Le réseau social avait supprimé, mercredi, deux tweets du président nigérian, Muhammadu Buhari, dans lesquels il menaçait les indépendantistes biafrais en évoquant le conflit qui a fait un million de morts de 1967 à 1970.
Le gouvernement nigérian a annoncé vendredi 4 juin, dans un communiqué, avoir suspendu les activités de Twitter dans le pays le plus peuplé d’Afrique, deux jours après la suppression par le réseau social d’un tweet du président, Muhammadu Buhari.
« Le gouvernement fédéral a suspendu, pour une durée indéterminée, les activités du service de microblogging et de réseau social Twitter au Nigeria », déclare le ministère de l’information et de la culture dans ce communiqué. Vendredi en fin d’après-midi, le réseau social fonctionnait toujours au Nigeria, ont observé des journalistes de l’Agence France-Presse (AFP) dans le pays. Et le communiqué a également été publié sur le compte Twitter du ministère.
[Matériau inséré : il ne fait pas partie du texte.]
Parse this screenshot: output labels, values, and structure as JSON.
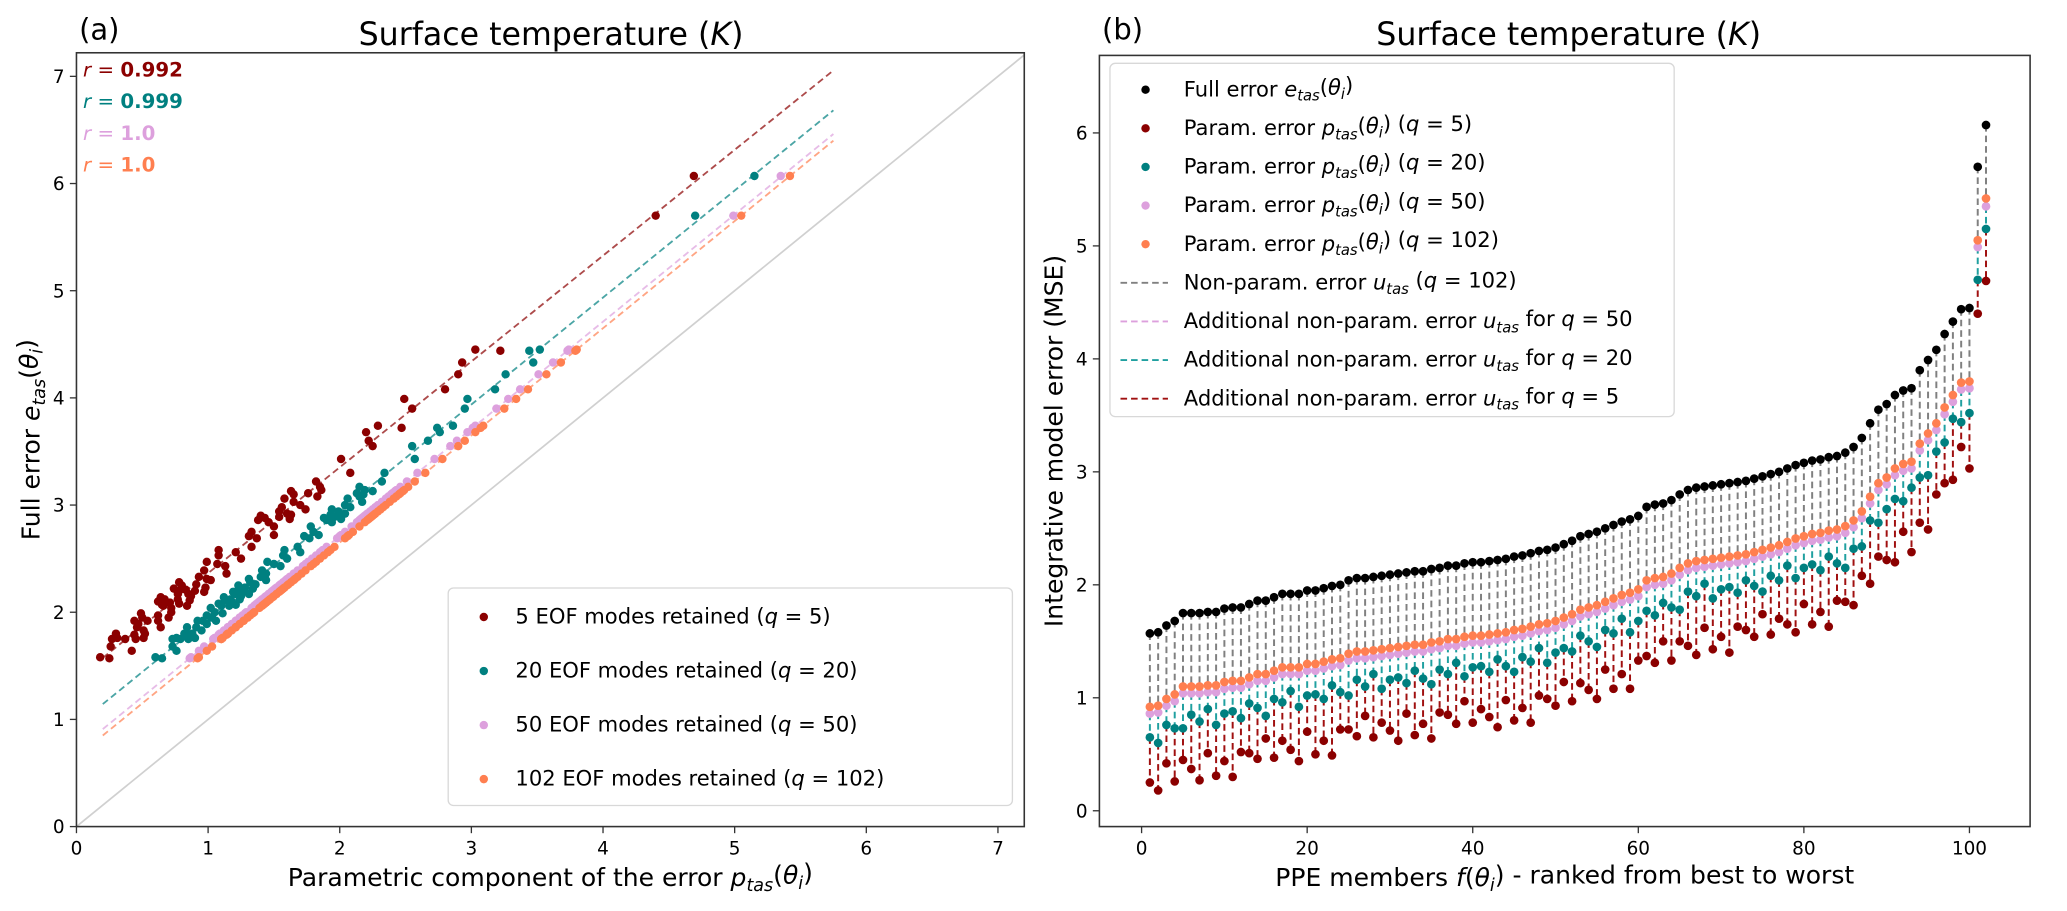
{
  "ppe_data": {
    "members": "1..102",
    "full": [
      1.57,
      1.58,
      1.64,
      1.68,
      1.75,
      1.75,
      1.75,
      1.76,
      1.76,
      1.79,
      1.8,
      1.8,
      1.83,
      1.86,
      1.86,
      1.89,
      1.92,
      1.92,
      1.92,
      1.95,
      1.95,
      1.97,
      1.99,
      2.0,
      2.04,
      2.06,
      2.06,
      2.07,
      2.08,
      2.09,
      2.1,
      2.11,
      2.12,
      2.12,
      2.14,
      2.15,
      2.17,
      2.17,
      2.19,
      2.2,
      2.2,
      2.21,
      2.22,
      2.23,
      2.25,
      2.26,
      2.28,
      2.3,
      2.31,
      2.33,
      2.36,
      2.39,
      2.43,
      2.45,
      2.47,
      2.5,
      2.53,
      2.56,
      2.58,
      2.61,
      2.69,
      2.71,
      2.72,
      2.75,
      2.8,
      2.84,
      2.86,
      2.87,
      2.88,
      2.89,
      2.9,
      2.91,
      2.92,
      2.94,
      2.96,
      2.98,
      3.0,
      3.03,
      3.06,
      3.08,
      3.1,
      3.11,
      3.13,
      3.14,
      3.17,
      3.22,
      3.3,
      3.43,
      3.55,
      3.6,
      3.68,
      3.72,
      3.74,
      3.9,
      3.99,
      4.08,
      4.22,
      4.33,
      4.44,
      4.45,
      5.7,
      6.07
    ],
    "p102": [
      0.92,
      0.93,
      0.99,
      1.03,
      1.1,
      1.1,
      1.1,
      1.11,
      1.11,
      1.14,
      1.15,
      1.15,
      1.18,
      1.21,
      1.21,
      1.24,
      1.27,
      1.27,
      1.27,
      1.3,
      1.3,
      1.32,
      1.34,
      1.35,
      1.39,
      1.41,
      1.41,
      1.42,
      1.43,
      1.44,
      1.45,
      1.46,
      1.47,
      1.47,
      1.49,
      1.5,
      1.52,
      1.52,
      1.54,
      1.55,
      1.55,
      1.56,
      1.57,
      1.58,
      1.6,
      1.61,
      1.63,
      1.65,
      1.66,
      1.68,
      1.71,
      1.74,
      1.78,
      1.8,
      1.82,
      1.85,
      1.88,
      1.91,
      1.93,
      1.96,
      2.04,
      2.06,
      2.07,
      2.1,
      2.15,
      2.19,
      2.21,
      2.22,
      2.23,
      2.24,
      2.25,
      2.26,
      2.27,
      2.29,
      2.31,
      2.33,
      2.35,
      2.38,
      2.41,
      2.43,
      2.45,
      2.46,
      2.48,
      2.49,
      2.52,
      2.57,
      2.65,
      2.78,
      2.9,
      2.95,
      3.03,
      3.07,
      3.09,
      3.25,
      3.34,
      3.43,
      3.57,
      3.68,
      3.79,
      3.8,
      5.05,
      5.42
    ],
    "p50": [
      0.86,
      0.87,
      0.93,
      0.97,
      1.04,
      1.04,
      1.04,
      1.05,
      1.05,
      1.08,
      1.09,
      1.09,
      1.12,
      1.15,
      1.15,
      1.18,
      1.21,
      1.21,
      1.21,
      1.24,
      1.24,
      1.26,
      1.28,
      1.29,
      1.33,
      1.35,
      1.35,
      1.36,
      1.37,
      1.38,
      1.39,
      1.4,
      1.41,
      1.41,
      1.43,
      1.44,
      1.46,
      1.46,
      1.48,
      1.49,
      1.49,
      1.5,
      1.51,
      1.52,
      1.54,
      1.55,
      1.57,
      1.59,
      1.6,
      1.62,
      1.65,
      1.68,
      1.72,
      1.74,
      1.76,
      1.79,
      1.82,
      1.85,
      1.87,
      1.9,
      1.98,
      2.0,
      2.01,
      2.04,
      2.09,
      2.13,
      2.15,
      2.16,
      2.17,
      2.18,
      2.19,
      2.2,
      2.21,
      2.23,
      2.25,
      2.27,
      2.29,
      2.32,
      2.35,
      2.37,
      2.39,
      2.4,
      2.42,
      2.43,
      2.46,
      2.51,
      2.59,
      2.72,
      2.84,
      2.89,
      2.97,
      3.01,
      3.03,
      3.19,
      3.28,
      3.37,
      3.51,
      3.62,
      3.73,
      3.74,
      4.99,
      5.35
    ],
    "p20": [
      0.65,
      0.6,
      0.76,
      0.73,
      0.73,
      0.85,
      0.79,
      0.9,
      0.76,
      0.86,
      0.88,
      0.82,
      0.95,
      0.91,
      0.84,
      0.99,
      0.96,
      1.06,
      0.92,
      1.02,
      1.03,
      0.99,
      1.11,
      1.05,
      1.02,
      1.16,
      1.1,
      1.21,
      1.08,
      1.16,
      1.18,
      1.13,
      1.24,
      1.17,
      1.12,
      1.25,
      1.21,
      1.31,
      1.19,
      1.27,
      1.28,
      1.23,
      1.34,
      1.28,
      1.23,
      1.36,
      1.32,
      1.44,
      1.31,
      1.4,
      1.44,
      1.41,
      1.55,
      1.5,
      1.45,
      1.6,
      1.57,
      1.7,
      1.58,
      1.68,
      1.77,
      1.73,
      1.84,
      1.8,
      1.78,
      1.94,
      1.9,
      2.01,
      1.88,
      1.96,
      1.98,
      1.93,
      2.04,
      1.99,
      1.94,
      2.08,
      2.04,
      2.17,
      2.06,
      2.15,
      2.18,
      2.13,
      2.25,
      2.19,
      2.15,
      2.32,
      2.34,
      2.57,
      2.55,
      2.67,
      2.76,
      2.74,
      2.86,
      2.95,
      2.97,
      3.18,
      3.26,
      3.47,
      3.44,
      3.52,
      4.7,
      5.15
    ],
    "p5": [
      0.25,
      0.18,
      0.42,
      0.26,
      0.45,
      0.37,
      0.27,
      0.51,
      0.31,
      0.44,
      0.3,
      0.52,
      0.51,
      0.46,
      0.64,
      0.47,
      0.62,
      0.54,
      0.44,
      0.7,
      0.5,
      0.62,
      0.49,
      0.72,
      0.72,
      0.66,
      0.84,
      0.65,
      0.78,
      0.71,
      0.62,
      0.86,
      0.67,
      0.77,
      0.64,
      0.87,
      0.85,
      0.77,
      0.97,
      0.78,
      0.9,
      0.83,
      0.74,
      0.98,
      0.8,
      0.91,
      0.78,
      1.02,
      0.99,
      0.93,
      1.14,
      0.97,
      1.13,
      1.07,
      0.99,
      1.25,
      1.08,
      1.21,
      1.08,
      1.33,
      1.37,
      1.31,
      1.5,
      1.33,
      1.5,
      1.46,
      1.38,
      1.62,
      1.43,
      1.54,
      1.4,
      1.63,
      1.6,
      1.54,
      1.74,
      1.56,
      1.7,
      1.65,
      1.58,
      1.83,
      1.65,
      1.76,
      1.63,
      1.86,
      1.85,
      1.82,
      2.08,
      2.01,
      2.25,
      2.22,
      2.2,
      2.47,
      2.29,
      2.55,
      2.49,
      2.8,
      2.9,
      2.93,
      3.22,
      3.03,
      4.4,
      4.69
    ]
  },
  "chart_data": [
    {
      "type": "scatter",
      "panel_label": "(a)",
      "title": [
        [
          "Surface temperature (",
          ""
        ],
        [
          "K",
          "i"
        ],
        [
          ")",
          ""
        ]
      ],
      "xlabel": [
        [
          "Parametric component of the error ",
          ""
        ],
        [
          "p",
          "i"
        ],
        [
          "tas",
          "s"
        ],
        [
          "(",
          ""
        ],
        [
          "θ",
          "i"
        ],
        [
          "i",
          "s"
        ],
        [
          ")",
          ""
        ]
      ],
      "ylabel": [
        [
          "Full error ",
          ""
        ],
        [
          "e",
          "i"
        ],
        [
          "tas",
          "s"
        ],
        [
          "(",
          ""
        ],
        [
          "θ",
          "i"
        ],
        [
          "i",
          "s"
        ],
        [
          ")",
          ""
        ]
      ],
      "xlim": [
        0,
        7.2
      ],
      "ylim": [
        0,
        7.22
      ],
      "xticks": [
        "0",
        "1",
        "2",
        "3",
        "4",
        "5",
        "6",
        "7"
      ],
      "yticks": [
        "0",
        "1",
        "2",
        "3",
        "4",
        "5",
        "6",
        "7"
      ],
      "identity_line": true,
      "legend_position": "lower-right",
      "y_key": "full",
      "fit_x_range": [
        0.2,
        5.75
      ],
      "series": [
        {
          "x_key": "p5",
          "color": "#8b0000",
          "label": [
            [
              "5 EOF modes retained (",
              ""
            ],
            [
              "q",
              "i"
            ],
            [
              " = 5)",
              ""
            ]
          ],
          "r_label": [
            [
              "r",
              "i"
            ],
            [
              " = ",
              ""
            ],
            [
              "0.992",
              "b"
            ]
          ]
        },
        {
          "x_key": "p20",
          "color": "#008080",
          "label": [
            [
              "20 EOF modes retained (",
              ""
            ],
            [
              "q",
              "i"
            ],
            [
              " = 20)",
              ""
            ]
          ],
          "r_label": [
            [
              "r",
              "i"
            ],
            [
              " = ",
              ""
            ],
            [
              "0.999",
              "b"
            ]
          ]
        },
        {
          "x_key": "p50",
          "color": "#dda0dd",
          "label": [
            [
              "50 EOF modes retained (",
              ""
            ],
            [
              "q",
              "i"
            ],
            [
              " = 50)",
              ""
            ]
          ],
          "r_label": [
            [
              "r",
              "i"
            ],
            [
              " = ",
              ""
            ],
            [
              "1.0",
              "b"
            ]
          ]
        },
        {
          "x_key": "p102",
          "color": "#ff7f50",
          "label": [
            [
              "102 EOF modes retained (",
              ""
            ],
            [
              "q",
              "i"
            ],
            [
              " = 102)",
              ""
            ]
          ],
          "r_label": [
            [
              "r",
              "i"
            ],
            [
              " = ",
              ""
            ],
            [
              "1.0",
              "b"
            ]
          ]
        }
      ]
    },
    {
      "type": "scatter",
      "panel_label": "(b)",
      "title": [
        [
          "Surface temperature (",
          ""
        ],
        [
          "K",
          "i"
        ],
        [
          ")",
          ""
        ]
      ],
      "xlabel": [
        [
          "PPE members ",
          ""
        ],
        [
          "f",
          "i"
        ],
        [
          "(",
          ""
        ],
        [
          "θ",
          "i"
        ],
        [
          "i",
          "s"
        ],
        [
          ") - ranked from best to worst",
          ""
        ]
      ],
      "ylabel": [
        [
          "Integrative model error (MSE)",
          ""
        ]
      ],
      "xlim": [
        -5,
        107.5
      ],
      "ylim": [
        -0.14,
        6.6
      ],
      "xticks": [
        0,
        20,
        40,
        60,
        80,
        100
      ],
      "yticks": [
        0,
        1,
        2,
        3,
        4,
        5,
        6
      ],
      "legend_position": "upper-left",
      "points": [
        {
          "key": "full",
          "color": "#000000",
          "label": [
            [
              "Full error ",
              ""
            ],
            [
              "e",
              "i"
            ],
            [
              "tas",
              "s"
            ],
            [
              "(",
              ""
            ],
            [
              "θ",
              "i"
            ],
            [
              "i",
              "s"
            ],
            [
              ")",
              ""
            ]
          ]
        },
        {
          "key": "p5",
          "color": "#8b0000",
          "label": [
            [
              "Param. error ",
              ""
            ],
            [
              "p",
              "i"
            ],
            [
              "tas",
              "s"
            ],
            [
              "(",
              ""
            ],
            [
              "θ",
              "i"
            ],
            [
              "i",
              "s"
            ],
            [
              ") (",
              ""
            ],
            [
              "q",
              "i"
            ],
            [
              " = 5)",
              ""
            ]
          ]
        },
        {
          "key": "p20",
          "color": "#008080",
          "label": [
            [
              "Param. error ",
              ""
            ],
            [
              "p",
              "i"
            ],
            [
              "tas",
              "s"
            ],
            [
              "(",
              ""
            ],
            [
              "θ",
              "i"
            ],
            [
              "i",
              "s"
            ],
            [
              ") (",
              ""
            ],
            [
              "q",
              "i"
            ],
            [
              " = 20)",
              ""
            ]
          ]
        },
        {
          "key": "p50",
          "color": "#dda0dd",
          "label": [
            [
              "Param. error ",
              ""
            ],
            [
              "p",
              "i"
            ],
            [
              "tas",
              "s"
            ],
            [
              "(",
              ""
            ],
            [
              "θ",
              "i"
            ],
            [
              "i",
              "s"
            ],
            [
              ") (",
              ""
            ],
            [
              "q",
              "i"
            ],
            [
              " = 50)",
              ""
            ]
          ]
        },
        {
          "key": "p102",
          "color": "#ff7f50",
          "label": [
            [
              "Param. error ",
              ""
            ],
            [
              "p",
              "i"
            ],
            [
              "tas",
              "s"
            ],
            [
              "(",
              ""
            ],
            [
              "θ",
              "i"
            ],
            [
              "i",
              "s"
            ],
            [
              ") (",
              ""
            ],
            [
              "q",
              "i"
            ],
            [
              " = 102)",
              ""
            ]
          ]
        }
      ],
      "segments": [
        {
          "from": "full",
          "to": "p102",
          "color": "#808080",
          "label": [
            [
              "Non-param. error ",
              ""
            ],
            [
              "u",
              "i"
            ],
            [
              "tas",
              "s"
            ],
            [
              " (",
              ""
            ],
            [
              "q",
              "i"
            ],
            [
              " = 102)",
              ""
            ]
          ]
        },
        {
          "from": "p102",
          "to": "p50",
          "color": "#dda0dd",
          "label": [
            [
              "Additional non-param. error ",
              ""
            ],
            [
              "u",
              "i"
            ],
            [
              "tas",
              "s"
            ],
            [
              " for ",
              ""
            ],
            [
              "q",
              "i"
            ],
            [
              " = 50",
              ""
            ]
          ]
        },
        {
          "from": "p50",
          "to": "p20",
          "color": "#20a0a0",
          "label": [
            [
              "Additional non-param. error ",
              ""
            ],
            [
              "u",
              "i"
            ],
            [
              "tas",
              "s"
            ],
            [
              " for ",
              ""
            ],
            [
              "q",
              "i"
            ],
            [
              " = 20",
              ""
            ]
          ]
        },
        {
          "from": "p20",
          "to": "p5",
          "color": "#a01010",
          "label": [
            [
              "Additional non-param. error ",
              ""
            ],
            [
              "u",
              "i"
            ],
            [
              "tas",
              "s"
            ],
            [
              " for ",
              ""
            ],
            [
              "q",
              "i"
            ],
            [
              " = 5",
              ""
            ]
          ]
        }
      ]
    }
  ]
}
Interrogé par l’AFP, le conseiller spécial du ministère, Segun Adeyemi, a confirmé que « les activités ser[aie]nt suspendues pour une durée indéterminée ».
« L’annonce du gouvernement nigérian sur la suspension des activités de Twitter au Nigeria est très préoccupante », a réagi le réseau social en début de soirée. « Nous enquêtons et vous tiendrons informés lorsque nous en saurons plus », a ajouté l’entreprise.
Regain de violence dans le Sud
Mercredi 2 juin, Twitter avait supprimé deux messages du président nigérian, Muhammadu Buhari, dans lesquels il menaçait les indépendantistes biafrais. Le réseau social estimait que le chef de l’Etat enfreignait ses règles d’utilisation.
Le sud du pays fait face à un regain de violence depuis plusieurs mois. Dans l’un de ses tweets, le président évoquait la guerre du Biafra (1967-1970) et se faisait clairement menaçant : « Ceux d’entre nous (…) qui ont connu cette guerre, les traiteront avec le langage qu’ils comprennent. » Muhammadu Buhari, lui, a connu cette guerre. Cet ancien général a violemment combattu la rébellion. Un million de personnes ont été tuées dans ce conflit qui a aussi provoqué une famine épouvantable.
Juste après la suppression des tweets du président, le ministre de l’information avait déclaré : « Twitter a peut-être ses règles, mais ce ne sont pas des règles universelles. Si un président est extrêmement préoccupé par quelque chose, il est libre de le dire. » Il avait notamment accusé le réseau social de tolérer les messages du chef d’un groupe séparatiste actif dans le sud-est du Nigeria qui, selon lui, encouragent la violence.
« Atteinte aux droits humains »
L’ONG Amnesty International a appelé les autorités « à annuler immédiatement la suspension illégale et les autres projets visant à bâillonner les médias, à réprimer l’espace civique et à porter atteinte aux droits humains des Nigérians ». « Cette action est clairement incohérente et incompatible avec les obligations internationales du Nigeria, notamment en vertu de la Charte africaine des droits de l’homme », a estimé Amnesty.
Sur Twitter justement Anietie Ewang, chercheuse au Nigeria pour Human Rights Watch, a dénoncé « cette action répressive » comme « une tentative claire de censurer la contestation et d’étouffer l’espace civique ».
Le Nigeria est la plus grande démocratie en Afrique, mais le gouvernement est très régulièrement critiqué par les organisations de défense des droits humains.